Kararda daha sonra delillerin incelenmesi, mahkeme heyetince ulaşılan kanaat, sabit görülen fiil ve suçun nitelendirilmesi ile sanıklar ve müsadere edilen şirketler yönünden hukuki değerlendirme yapıldı.
FETÖ'yle ilgili değerlendirmelere yer verilen kararda, örgütün Türkiye'nin yanı sıra 150'yi aşkın ülkede yaygınlaştığı aktarıldı. Kararda, ülke içindeki pek çok şirketin örgütün yurt dışı faaliyetlerini finanse eder duruma geldiği, söz konusu yapılanmanın yurt içinde ve yurt dışında eğitim, sağlık, medya, finans, ticaret, sivil toplum gibi farklı alanlarda faaliyet gösteren çok sayıda kuruluşunun bulunduğu belirtildi.
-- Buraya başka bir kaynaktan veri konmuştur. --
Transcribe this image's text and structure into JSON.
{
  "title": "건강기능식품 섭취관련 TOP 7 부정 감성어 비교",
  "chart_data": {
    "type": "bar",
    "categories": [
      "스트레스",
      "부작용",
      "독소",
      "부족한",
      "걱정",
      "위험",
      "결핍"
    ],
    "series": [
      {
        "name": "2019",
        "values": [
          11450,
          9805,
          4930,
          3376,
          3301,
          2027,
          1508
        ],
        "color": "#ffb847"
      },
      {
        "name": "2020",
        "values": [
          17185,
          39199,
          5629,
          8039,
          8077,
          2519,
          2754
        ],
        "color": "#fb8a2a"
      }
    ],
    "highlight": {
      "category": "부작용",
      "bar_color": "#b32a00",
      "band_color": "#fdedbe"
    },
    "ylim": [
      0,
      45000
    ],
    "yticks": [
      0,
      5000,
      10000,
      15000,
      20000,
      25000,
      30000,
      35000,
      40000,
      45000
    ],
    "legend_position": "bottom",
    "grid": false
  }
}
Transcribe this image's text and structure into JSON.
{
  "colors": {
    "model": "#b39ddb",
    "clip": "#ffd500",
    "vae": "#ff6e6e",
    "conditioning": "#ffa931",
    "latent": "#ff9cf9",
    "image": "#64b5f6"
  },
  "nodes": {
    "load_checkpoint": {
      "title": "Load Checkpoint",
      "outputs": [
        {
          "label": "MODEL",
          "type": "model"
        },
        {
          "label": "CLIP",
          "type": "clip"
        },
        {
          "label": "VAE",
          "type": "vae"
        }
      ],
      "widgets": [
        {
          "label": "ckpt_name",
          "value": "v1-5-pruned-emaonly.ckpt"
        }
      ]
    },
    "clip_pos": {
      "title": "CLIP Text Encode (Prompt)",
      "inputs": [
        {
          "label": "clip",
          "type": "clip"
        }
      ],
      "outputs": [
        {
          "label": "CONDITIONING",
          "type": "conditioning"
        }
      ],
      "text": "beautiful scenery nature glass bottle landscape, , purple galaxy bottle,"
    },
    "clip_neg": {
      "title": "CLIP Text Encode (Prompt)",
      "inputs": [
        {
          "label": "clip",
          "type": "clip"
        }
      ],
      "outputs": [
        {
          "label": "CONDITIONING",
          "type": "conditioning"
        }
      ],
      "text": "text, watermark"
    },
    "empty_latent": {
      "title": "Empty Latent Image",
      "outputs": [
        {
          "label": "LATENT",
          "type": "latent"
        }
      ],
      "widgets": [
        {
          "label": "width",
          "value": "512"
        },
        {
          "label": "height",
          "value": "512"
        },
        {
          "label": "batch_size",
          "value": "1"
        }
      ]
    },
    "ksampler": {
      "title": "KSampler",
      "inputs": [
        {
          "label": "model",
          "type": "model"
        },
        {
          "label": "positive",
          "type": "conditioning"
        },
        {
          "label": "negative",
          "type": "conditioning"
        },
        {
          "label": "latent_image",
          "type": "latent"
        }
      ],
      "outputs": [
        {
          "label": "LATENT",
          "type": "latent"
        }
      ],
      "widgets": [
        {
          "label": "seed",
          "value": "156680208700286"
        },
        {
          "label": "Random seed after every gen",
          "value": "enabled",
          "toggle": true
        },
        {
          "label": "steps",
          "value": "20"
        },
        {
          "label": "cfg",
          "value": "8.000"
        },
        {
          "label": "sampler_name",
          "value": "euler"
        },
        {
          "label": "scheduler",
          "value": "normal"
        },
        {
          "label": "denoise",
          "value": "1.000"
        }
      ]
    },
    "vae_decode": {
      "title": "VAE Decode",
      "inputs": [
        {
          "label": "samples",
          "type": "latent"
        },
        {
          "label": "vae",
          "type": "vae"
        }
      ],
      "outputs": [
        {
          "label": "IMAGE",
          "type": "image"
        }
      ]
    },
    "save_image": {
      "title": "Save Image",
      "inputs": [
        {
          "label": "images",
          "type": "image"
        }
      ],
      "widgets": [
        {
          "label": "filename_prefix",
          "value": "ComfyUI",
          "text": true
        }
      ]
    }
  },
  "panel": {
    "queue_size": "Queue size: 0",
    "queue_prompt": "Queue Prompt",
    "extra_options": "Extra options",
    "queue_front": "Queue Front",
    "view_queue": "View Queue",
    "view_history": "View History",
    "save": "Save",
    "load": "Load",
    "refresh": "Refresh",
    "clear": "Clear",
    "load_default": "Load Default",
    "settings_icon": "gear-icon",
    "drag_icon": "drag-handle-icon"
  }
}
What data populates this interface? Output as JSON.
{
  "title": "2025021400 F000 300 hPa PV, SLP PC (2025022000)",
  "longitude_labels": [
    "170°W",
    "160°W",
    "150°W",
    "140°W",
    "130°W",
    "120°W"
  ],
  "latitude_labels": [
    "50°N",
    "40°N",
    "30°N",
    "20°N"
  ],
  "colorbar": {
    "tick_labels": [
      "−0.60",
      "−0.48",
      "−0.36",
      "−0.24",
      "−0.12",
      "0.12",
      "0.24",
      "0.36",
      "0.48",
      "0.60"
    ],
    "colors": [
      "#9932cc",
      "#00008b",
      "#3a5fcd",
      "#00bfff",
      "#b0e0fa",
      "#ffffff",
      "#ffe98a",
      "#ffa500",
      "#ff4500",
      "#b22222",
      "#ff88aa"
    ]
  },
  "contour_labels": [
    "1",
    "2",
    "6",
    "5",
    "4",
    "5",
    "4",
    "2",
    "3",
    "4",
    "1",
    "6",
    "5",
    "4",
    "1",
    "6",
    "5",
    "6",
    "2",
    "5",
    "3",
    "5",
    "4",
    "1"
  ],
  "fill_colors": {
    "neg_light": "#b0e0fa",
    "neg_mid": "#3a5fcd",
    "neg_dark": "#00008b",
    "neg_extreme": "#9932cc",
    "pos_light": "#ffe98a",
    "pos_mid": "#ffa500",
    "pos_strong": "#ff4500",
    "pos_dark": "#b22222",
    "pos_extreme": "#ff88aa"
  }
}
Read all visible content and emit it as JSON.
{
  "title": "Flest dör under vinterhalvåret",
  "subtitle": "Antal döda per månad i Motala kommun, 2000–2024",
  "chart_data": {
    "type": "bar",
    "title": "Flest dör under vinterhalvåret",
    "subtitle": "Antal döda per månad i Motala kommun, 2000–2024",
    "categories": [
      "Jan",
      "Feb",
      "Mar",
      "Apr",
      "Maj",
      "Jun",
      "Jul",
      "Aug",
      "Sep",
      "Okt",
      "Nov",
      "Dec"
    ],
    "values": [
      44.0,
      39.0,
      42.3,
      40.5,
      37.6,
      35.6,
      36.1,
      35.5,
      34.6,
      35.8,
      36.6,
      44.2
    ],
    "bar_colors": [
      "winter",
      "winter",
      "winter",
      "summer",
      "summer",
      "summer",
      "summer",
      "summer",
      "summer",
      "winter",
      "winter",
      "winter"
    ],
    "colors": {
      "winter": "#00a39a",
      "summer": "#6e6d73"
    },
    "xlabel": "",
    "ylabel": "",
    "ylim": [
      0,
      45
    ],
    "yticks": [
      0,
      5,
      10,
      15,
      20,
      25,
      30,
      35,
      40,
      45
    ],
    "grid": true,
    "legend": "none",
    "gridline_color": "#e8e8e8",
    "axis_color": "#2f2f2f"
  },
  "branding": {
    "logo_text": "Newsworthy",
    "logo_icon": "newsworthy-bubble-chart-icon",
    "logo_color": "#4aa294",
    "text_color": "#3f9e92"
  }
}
Örgütün sermaye değerine ilişkin değerlendirmelerin de yapıldığı kararda, "FETÖ'nün dünya çapında tahmin edilen sermaye değeri 150 milyar dolardır. Bu sermaye birikimi başta özel sektör olmak üzere kamu sektörü ve sivil toplum kuruluşlarından gerek emrivaki yöntemlerle gerekse ekonomik faaliyetlerle oluşturulmuştur." tespitine yer verildi.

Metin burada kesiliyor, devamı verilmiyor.